I really thought that The Decemberists would of been done a few weeks ago. But they kept on pushing. It looked like they were bridging the gap and making some real strides with CORE stations.

It was much like last week. Every time I checked the race between the 3 was incredibly tight. I thought early on that it would be either Sleater-Kinney or Decemberists and found myself pulling for the Decemberists as if it were a sport of some type.  In the end though Father John Misty is the new #1. It is hard to hold off a new record with momentum.  While the Decemberists had another great week of #1's and improved core, Father John Misty also had a great week with #1's and had slightly more Core under its belt.

That brings me to the rest of the top ten. I can't remember a top 10 this tight. Nothing seems be moving.  This week only 2 records in the top 10 changed and six of the records are six weeks or older.  I have been expecting some of the older records to start falling out but the newer records don't seem to have enough behind them. Is it that the older records are bigger names, or that the companies pushing them don't want to let go?

How long does Father John Misty hold the top now. Is Jose Gonzalez a contender? Last weeks #1 most added Dan Deacon could see itself in the FJM role and shoot past Jose for a clearer shot at #1.

This weeks most added race while not all that close did produce three 100 ADD records. The top add Purity Ring will likely shoot up into the top 10 next week. Will the other 2 Of Montreal and Matthew E. White join them? Are either of those top spot contenders?  I think our next best bet for #1 has to be  Dan Deacon followed closely by Purity Ring. We shall see though.

Over the next few weeks I would love to write more about changes we as a college radio community would like to see CMJ make. I have been at this for a while now and for the most part there have been very few changes recently.  There was once a CORE chart that gave us a look at what just the larger stations were playing. There was a spin count chart that helped to legitimize a lot of stations charts. There was a print magazine that had reviews, interviews and profiles.  These changes are neither wholly good or bad but they are up for discussion.  Lately though,  I find myself wishing CMJ would try some new things, and perhaps as a community we should let CMJ know what it is we need and might be missing.
Should we be asking for a CORE chart to return, should we look at which stations are CORE or not, should we be looking at some new chart that we haven’t even thought of yet (some new genre, or a specific chart just for non-CORE stations to see what’s bubbling under at the 100s of smaller stations out there)?  What would you change?

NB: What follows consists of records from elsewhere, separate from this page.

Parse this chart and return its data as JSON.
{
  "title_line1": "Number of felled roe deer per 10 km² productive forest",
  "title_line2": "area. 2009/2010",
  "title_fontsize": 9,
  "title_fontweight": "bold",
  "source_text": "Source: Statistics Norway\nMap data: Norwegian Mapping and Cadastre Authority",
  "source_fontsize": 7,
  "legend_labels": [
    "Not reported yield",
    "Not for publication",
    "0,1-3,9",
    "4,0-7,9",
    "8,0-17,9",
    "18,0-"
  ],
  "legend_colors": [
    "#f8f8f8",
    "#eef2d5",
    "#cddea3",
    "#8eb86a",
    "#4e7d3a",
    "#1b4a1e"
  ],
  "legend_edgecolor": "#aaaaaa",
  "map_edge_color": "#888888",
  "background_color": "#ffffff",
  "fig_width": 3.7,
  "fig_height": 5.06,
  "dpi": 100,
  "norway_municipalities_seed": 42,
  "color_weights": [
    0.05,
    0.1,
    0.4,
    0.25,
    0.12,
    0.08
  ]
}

The question I wanted to pose this week involves what you can and cannot chart. Should there be a set of charting standards or should stations be able to chart whatever they want?  This question came up specifically a few weeks ago when a station pointed out to me that somehow Iggy and the Stooges and The Kinks both made it on the HIP HOP top 40 chart.
(You might remember back to early last year when Sharon Jones made it onto the Hip hop charts and that also had some people up in arms. )
But should these stations be able to chart those records? I have reached out to CMJ and they are aware of the station and I have reached out via twitter and email to the MD of the station to see what they have to say about it and will update if I hear back.

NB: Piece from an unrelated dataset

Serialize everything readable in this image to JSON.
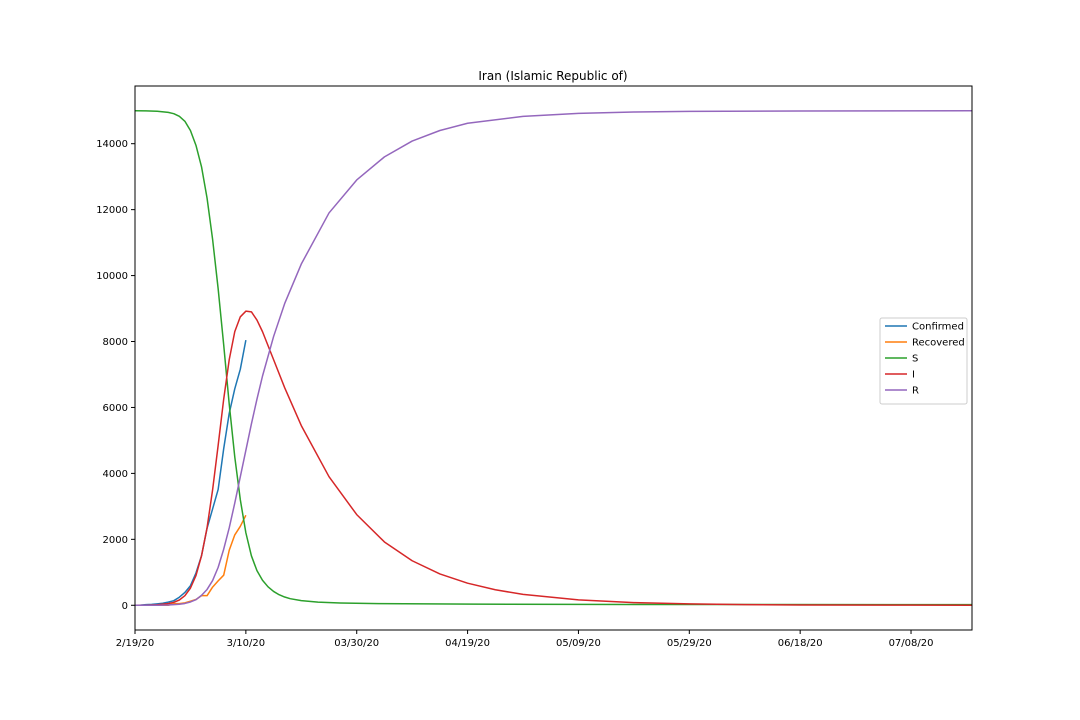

My stance is that yes there should be standards by witch stations have to adhere to. The specialty charts lose their credibility when records like The Kinks make it on the Hip Hop chart before artists that are trying to make a name for themselves at the genre. I would go way beyond that though. Not only would CMJ be vasty improved, in my opinion, if there were genre constraints but time constraints as well.  A station 3 weeks ago charted records that were over 10 years old on their CMJ chart.   I am sure there are arguments for allowing the station to do this.  I would LOVE to hear them.